C’est donc à la singularité des questionnements, des objets et des projets articulés dans les énoncés des artistes qu’il convient de s’intéresser pour analyser leurs contributions intellectuelles à la conjoncture sociopolitique actuelle. Les fragments discursifs que ceux-ci produisent constituent des traces, des régularités et des tensions au sein de savoirs expérientiels, « ainsi que des mémoires et des projections locales » engagées dans un mouvement d’envergure et d’une lutte pour la justice sociale (Allor et Gagnon, 1994, p. 14). Ce sont ces savoirs expérientiels qu’il devient pertinent d’étudier pour apprendre ce qui alimente et fait être le mouvement Black Lives Matter aujourd’hui « from the outsider within » (Hill Collins, 1986). Ainsi, plutôt que d’aborder le mouvement Black Lives Matter comme une unité immédiate, certaine et homogène, déjà constituée par une logique de catégorisation et de regroupement historique allant de soi, je souhaite formuler une « description des événements discursifs » caractéristiques des occurrences et des régularités des énoncés activistes audiovisuels, parlés et écrits des artistes (Foucault, 1969, p. 38-39).

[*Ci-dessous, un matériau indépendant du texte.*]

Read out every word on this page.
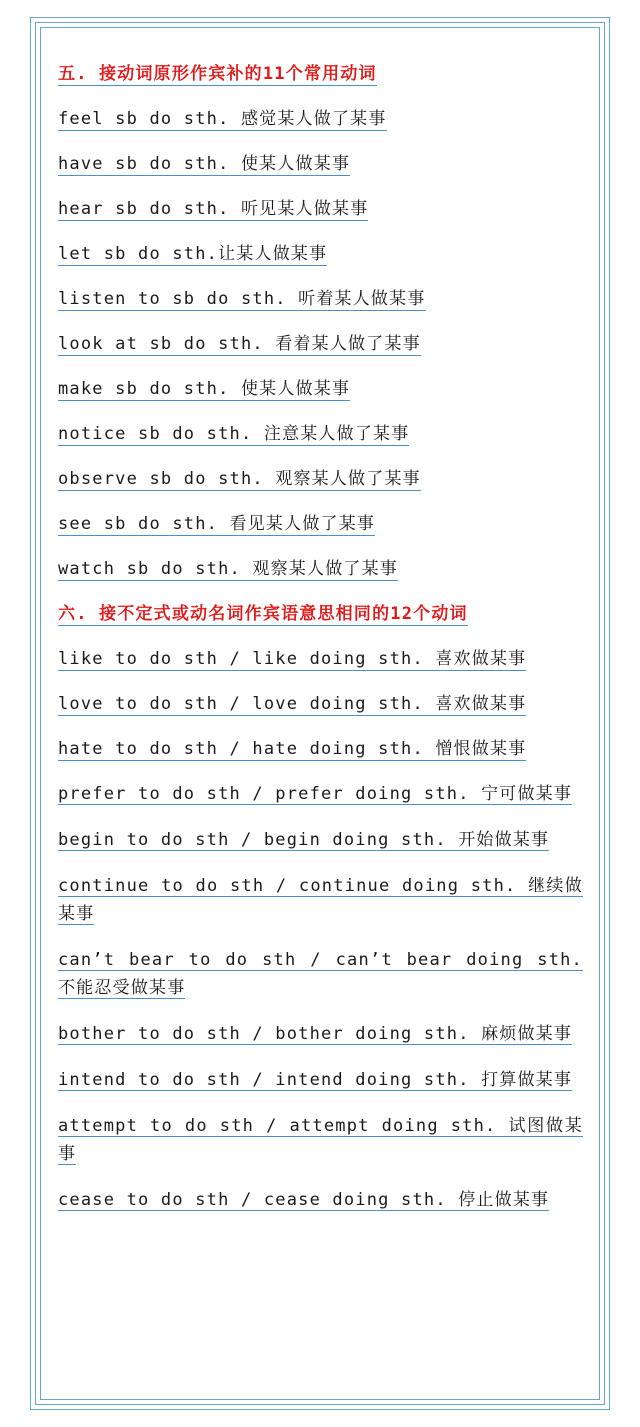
五. 接动词原形作宾补的11个常用动词

feel sb do sth. 感觉某人做了某事

have sb do sth. 使某人做某事

hear sb do sth. 听见某人做某事

let sb do sth.让某人做某事

listen to sb do sth. 听着某人做某事

look at sb do sth. 看着某人做了某事

make sb do sth. 使某人做某事

notice sb do sth. 注意某人做了某事

observe sb do sth. 观察某人做了某事

see sb do sth. 看见某人做了某事

watch sb do sth. 观察某人做了某事

六. 接不定式或动名词作宾语意思相同的12个动词

like to do sth / like doing sth. 喜欢做某事

love to do sth / love doing sth. 喜欢做某事

hate to do sth / hate doing sth. 憎恨做某事

prefer to do sth / prefer doing sth. 宁可做某事

begin to do sth / begin doing sth. 开始做某事

continue to do sth / continue doing sth. 继续做某事

can’t bear to do sth / can’t bear doing sth. 不能忍受做某事

bother to do sth / bother doing sth. 麻烦做某事

intend to do sth / intend doing sth. 打算做某事

attempt to do sth / attempt doing sth. 试图做某事

cease to do sth / cease doing sth. 停止做某事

Mon étude consiste donc à repérer les régularités, à analyser l’apparition et la dispersion d’objets émergeant dans le discours de manière simultanée ou successive, et de prêter attention aux interstices qui les séparent et aux distances qui règnent entre eux (op. cit., p. 46). Je laisse ainsi de côté les questions de signification et d’intentionnalité des artistes, qui s’articuleraient en contradiction au positionnement épistémologique décolonial que je souhaite adopter dans ma recherche dans la mesure où cela résulterait à prendre la parole au nom des artistes, de prétendre « rétablir le texte menu et invisible qui parcourt l’interstice des lignes écrites et parfois les bouscule », donc à parler pour et sur les artistes et à attribuer une nouvelle signification à leur engagement politique (Alcoff, 1991; Foucault, 1969, p. 39-40). Plutôt, je m’intéresse aux questions d’articulation de savoirs situés exprimés dans le discours pour mettre en lumière la

singularité des conditions d’existence des énoncés, ainsi qu’à leur mise en circulation et à leur relation à d’autres énoncés. L’énoncé, comme geste d’écriture ou d’articulation d’une parole unique et enregistrée sur différents supports, « est offert à la répétition, à la transformation, à la réactivation » et est lié à des situations qui le provoquent, à des conséquences qu’il incite, mais aussi à « des énoncés qui le précèdent et qui le suivent » (Foucault, 1969, p. 40-41).